MAYFIELD, Ky. (NewsNation Now) — A Kentucky woman woke up bleeding and injured in the woods after the bathtub she was hiding in was thrown from her home during the devastating tornadoes that hit the state.
“I honestly thought I was going to die because I didn’t see anyone around. It was so dark,” Jasmine Parrott told NewsNation. There was no one around. I heard someone scream for help, but I’m pretty sure she was buried under the stuff. I couldn’t get to her.”
At least 88 people died after more than 30 tornadoes tore through Kentucky and four other states over the weekend. Five twisters hit in Kentucky, including one with a path of about 200 miles, authorities said.
The National Weather Service on Wednesday said the preliminary damage rating for the tornado that went through Mayfield was an EF4, with maximum winds of 190 mph.
Twisted sheet metal, downed power lines and wrecked vehicles lined the streets of the town of 10,000. Parrott said she was relaxing at home when the storm approached.
“I heard a loud noise that sounded like a train, then that’s when it hit me,” Parrott said. “My bathtub flipped over and I just kept, like, rolling around in the bathtub. Then, it eventually threw me out. It threw me so far, like my cars in my living room.”

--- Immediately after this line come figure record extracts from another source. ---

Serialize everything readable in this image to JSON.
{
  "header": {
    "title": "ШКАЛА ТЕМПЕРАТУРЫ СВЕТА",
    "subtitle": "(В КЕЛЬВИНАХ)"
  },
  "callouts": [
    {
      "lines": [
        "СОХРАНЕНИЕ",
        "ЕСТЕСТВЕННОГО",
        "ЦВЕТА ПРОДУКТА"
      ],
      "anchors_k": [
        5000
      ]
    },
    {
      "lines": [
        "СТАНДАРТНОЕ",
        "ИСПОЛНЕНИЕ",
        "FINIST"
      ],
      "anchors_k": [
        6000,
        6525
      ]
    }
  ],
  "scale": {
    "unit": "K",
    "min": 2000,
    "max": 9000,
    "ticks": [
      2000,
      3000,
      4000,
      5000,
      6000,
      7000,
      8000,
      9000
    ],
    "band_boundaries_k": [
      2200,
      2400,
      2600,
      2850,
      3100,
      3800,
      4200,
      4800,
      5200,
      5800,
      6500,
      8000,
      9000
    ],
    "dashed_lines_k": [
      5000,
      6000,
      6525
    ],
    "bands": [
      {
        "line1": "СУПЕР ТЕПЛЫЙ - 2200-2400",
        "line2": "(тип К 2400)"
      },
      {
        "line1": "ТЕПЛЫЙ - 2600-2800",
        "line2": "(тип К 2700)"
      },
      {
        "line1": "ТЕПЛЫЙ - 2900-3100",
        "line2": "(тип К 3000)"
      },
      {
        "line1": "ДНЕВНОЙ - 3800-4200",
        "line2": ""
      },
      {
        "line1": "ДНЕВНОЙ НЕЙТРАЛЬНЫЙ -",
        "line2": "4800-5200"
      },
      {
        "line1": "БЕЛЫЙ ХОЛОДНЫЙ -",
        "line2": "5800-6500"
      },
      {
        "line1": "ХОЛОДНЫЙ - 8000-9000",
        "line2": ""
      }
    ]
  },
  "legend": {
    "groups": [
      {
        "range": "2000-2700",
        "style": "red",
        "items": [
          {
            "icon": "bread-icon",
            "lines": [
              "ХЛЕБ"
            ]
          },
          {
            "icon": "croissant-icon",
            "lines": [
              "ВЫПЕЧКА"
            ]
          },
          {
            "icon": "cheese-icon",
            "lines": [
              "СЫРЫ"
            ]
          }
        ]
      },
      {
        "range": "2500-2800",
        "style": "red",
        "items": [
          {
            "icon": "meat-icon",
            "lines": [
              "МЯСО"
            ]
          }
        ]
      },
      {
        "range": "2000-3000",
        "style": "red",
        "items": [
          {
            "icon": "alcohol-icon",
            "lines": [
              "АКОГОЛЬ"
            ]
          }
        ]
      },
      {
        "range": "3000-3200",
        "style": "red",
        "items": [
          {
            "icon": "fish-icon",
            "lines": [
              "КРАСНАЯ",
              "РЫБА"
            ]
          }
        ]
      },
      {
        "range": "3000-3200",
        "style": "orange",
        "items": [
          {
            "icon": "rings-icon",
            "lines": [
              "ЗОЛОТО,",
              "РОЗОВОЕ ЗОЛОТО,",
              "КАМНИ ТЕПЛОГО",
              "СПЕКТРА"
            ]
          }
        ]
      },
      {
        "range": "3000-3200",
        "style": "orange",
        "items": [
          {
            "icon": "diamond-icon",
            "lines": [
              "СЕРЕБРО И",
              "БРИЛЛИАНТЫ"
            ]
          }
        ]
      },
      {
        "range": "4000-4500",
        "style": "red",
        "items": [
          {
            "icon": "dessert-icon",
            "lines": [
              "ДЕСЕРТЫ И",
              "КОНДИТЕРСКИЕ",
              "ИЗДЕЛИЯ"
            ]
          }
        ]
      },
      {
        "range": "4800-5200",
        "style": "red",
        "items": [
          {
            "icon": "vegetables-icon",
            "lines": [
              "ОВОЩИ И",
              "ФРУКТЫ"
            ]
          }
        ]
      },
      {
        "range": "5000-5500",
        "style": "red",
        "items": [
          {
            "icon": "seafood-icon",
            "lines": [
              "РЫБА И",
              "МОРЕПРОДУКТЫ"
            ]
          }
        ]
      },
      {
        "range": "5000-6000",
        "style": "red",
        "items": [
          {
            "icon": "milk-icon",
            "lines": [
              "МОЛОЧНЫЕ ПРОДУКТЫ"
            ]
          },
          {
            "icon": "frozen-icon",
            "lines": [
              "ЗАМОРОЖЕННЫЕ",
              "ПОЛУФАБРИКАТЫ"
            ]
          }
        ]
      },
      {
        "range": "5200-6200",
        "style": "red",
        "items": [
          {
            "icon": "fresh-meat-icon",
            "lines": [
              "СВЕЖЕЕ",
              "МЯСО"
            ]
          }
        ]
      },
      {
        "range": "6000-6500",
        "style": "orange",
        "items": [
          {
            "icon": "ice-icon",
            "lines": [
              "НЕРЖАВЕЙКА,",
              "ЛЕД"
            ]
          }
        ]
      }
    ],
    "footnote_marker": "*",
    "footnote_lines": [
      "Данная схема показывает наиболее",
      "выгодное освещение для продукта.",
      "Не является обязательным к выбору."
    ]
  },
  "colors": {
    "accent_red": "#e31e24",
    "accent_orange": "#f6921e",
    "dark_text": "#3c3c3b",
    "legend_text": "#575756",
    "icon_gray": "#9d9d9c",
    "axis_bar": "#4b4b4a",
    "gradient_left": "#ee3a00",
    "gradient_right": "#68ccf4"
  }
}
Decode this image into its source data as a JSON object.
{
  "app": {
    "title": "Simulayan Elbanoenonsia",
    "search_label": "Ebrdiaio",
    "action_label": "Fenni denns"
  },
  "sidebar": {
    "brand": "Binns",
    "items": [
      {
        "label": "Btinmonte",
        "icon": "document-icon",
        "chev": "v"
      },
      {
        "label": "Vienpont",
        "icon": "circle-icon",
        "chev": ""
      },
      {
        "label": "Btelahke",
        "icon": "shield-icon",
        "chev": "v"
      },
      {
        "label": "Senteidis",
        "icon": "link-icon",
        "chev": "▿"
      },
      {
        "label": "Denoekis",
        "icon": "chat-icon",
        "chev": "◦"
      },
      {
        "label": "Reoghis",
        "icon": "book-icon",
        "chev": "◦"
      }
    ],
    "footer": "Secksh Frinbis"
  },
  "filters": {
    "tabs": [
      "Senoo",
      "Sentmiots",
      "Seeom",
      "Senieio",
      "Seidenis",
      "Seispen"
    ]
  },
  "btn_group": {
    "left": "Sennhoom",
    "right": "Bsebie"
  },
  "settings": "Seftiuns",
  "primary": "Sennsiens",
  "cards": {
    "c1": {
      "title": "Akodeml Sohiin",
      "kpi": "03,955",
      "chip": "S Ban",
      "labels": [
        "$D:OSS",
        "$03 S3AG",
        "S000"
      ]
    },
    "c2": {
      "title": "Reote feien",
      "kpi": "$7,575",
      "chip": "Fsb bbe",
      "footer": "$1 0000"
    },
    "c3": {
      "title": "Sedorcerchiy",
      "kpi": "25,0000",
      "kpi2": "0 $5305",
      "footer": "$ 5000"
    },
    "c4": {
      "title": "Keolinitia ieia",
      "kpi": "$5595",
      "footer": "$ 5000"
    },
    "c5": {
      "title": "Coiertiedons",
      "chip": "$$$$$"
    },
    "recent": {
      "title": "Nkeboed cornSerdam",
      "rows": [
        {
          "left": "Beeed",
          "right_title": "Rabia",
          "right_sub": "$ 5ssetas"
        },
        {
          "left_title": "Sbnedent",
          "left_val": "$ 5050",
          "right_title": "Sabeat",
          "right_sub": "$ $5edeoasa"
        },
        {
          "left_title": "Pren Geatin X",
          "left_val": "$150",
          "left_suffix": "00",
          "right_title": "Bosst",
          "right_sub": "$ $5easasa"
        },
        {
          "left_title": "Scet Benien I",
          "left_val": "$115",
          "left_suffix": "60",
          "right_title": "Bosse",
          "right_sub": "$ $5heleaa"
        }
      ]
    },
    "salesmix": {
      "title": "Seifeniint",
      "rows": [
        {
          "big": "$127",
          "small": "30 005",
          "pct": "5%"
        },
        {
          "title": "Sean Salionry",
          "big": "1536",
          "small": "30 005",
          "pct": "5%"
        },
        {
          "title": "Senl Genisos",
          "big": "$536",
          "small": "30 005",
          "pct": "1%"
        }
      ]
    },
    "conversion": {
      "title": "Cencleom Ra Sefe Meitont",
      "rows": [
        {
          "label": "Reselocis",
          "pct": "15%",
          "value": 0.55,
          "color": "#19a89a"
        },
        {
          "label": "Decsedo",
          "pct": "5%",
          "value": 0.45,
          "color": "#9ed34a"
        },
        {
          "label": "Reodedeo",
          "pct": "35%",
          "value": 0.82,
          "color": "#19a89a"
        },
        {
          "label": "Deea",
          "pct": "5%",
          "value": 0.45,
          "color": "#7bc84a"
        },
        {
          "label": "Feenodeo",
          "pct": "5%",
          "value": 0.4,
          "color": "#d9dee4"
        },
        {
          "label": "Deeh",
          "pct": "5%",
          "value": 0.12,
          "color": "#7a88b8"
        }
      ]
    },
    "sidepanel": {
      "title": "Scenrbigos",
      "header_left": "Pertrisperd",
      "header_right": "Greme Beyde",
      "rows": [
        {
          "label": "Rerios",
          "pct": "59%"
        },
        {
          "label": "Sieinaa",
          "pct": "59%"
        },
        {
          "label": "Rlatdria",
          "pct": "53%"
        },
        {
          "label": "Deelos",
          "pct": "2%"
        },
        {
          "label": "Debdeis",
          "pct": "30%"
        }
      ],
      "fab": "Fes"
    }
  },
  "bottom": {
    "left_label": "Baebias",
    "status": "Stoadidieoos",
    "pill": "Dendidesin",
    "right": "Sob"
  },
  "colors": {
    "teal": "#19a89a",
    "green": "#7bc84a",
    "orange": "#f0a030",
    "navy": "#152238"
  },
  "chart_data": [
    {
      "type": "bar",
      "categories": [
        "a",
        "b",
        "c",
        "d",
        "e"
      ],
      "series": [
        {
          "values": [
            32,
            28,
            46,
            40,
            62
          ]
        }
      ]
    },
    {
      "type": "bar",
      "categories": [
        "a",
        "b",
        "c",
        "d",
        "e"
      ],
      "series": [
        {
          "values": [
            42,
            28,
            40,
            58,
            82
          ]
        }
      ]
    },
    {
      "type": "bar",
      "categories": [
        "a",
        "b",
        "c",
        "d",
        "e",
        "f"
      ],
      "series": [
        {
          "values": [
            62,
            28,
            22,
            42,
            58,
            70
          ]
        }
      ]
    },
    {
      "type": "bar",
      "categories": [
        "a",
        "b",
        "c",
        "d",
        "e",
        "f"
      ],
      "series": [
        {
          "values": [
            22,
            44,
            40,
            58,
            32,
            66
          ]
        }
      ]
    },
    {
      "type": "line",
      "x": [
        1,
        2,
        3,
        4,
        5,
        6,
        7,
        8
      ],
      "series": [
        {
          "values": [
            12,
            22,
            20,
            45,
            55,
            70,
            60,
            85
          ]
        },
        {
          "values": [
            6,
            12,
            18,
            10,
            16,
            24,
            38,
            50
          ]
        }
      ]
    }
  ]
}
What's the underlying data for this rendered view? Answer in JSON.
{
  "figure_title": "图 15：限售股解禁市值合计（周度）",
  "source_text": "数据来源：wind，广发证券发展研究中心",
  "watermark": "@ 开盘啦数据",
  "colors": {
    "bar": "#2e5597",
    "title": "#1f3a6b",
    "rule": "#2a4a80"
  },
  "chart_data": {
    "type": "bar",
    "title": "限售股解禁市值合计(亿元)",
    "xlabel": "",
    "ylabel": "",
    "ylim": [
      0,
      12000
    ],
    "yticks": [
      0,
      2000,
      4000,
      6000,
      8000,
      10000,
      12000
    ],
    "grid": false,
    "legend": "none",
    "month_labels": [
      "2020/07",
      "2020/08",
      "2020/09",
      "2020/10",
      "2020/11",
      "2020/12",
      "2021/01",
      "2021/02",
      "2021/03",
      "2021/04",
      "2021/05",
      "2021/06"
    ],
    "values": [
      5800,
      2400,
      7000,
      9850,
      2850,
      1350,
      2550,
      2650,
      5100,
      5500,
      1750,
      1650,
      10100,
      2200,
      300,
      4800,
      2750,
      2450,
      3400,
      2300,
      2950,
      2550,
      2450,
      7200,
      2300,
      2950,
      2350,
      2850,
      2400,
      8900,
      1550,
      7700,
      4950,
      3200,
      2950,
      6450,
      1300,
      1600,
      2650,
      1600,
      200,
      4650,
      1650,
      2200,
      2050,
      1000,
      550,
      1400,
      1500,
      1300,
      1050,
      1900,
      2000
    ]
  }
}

Parrott said after being swept up into the storm, she woke up in the woods.
“I was crawling whenever I dug myself out, and somehow my phone lit up,” she said. “So, I grabbed my phone, and then I kind of, like, sat there for a minute because I was, like, ‘Is this real? Like, where am I?’ I had so much debris and stuff in my eyes, like, they were covered. I could barely see.”
“I really haven’t slept in a few days. Every noise that I hear, it scares me,” Parrott said.
The number of people killed during the tornadoes in Mayfield is still unclear. At least eight people working at a Mayfield candle factory were killed, and more were still missing on Wednesday.
Barry McDonald, a Mayfield city council member, stood in the middle of the wreckage, his voice clouding with emotion as he described the impact on the town.
“It’s hard to describe,” McDonald said. “The devastation is a half-mile to a mile-and-a-half-wide path from one side of the city right through the other. The good thing is, we’re already trying to recover, nd that’s the important thing.”
President Joe Biden visited Mayfield Wednesday to survey the damage. The president signed two federal disaster declarations for Kentucky over the weekend, providing federal aid for search and rescue and cleanup operations, as well as aid for temporary housing and to help individuals and businesses recover.
Sources tell NewsNation that Sen. Minority Leader Mitch McConnell will visit Bowling Green, Kentucky, on Friday. A subdivision in the community suffered a direct hit from a tornado, killing more than a dozen people. Thirteen people are still missing.
The Associated Press contributed to this report.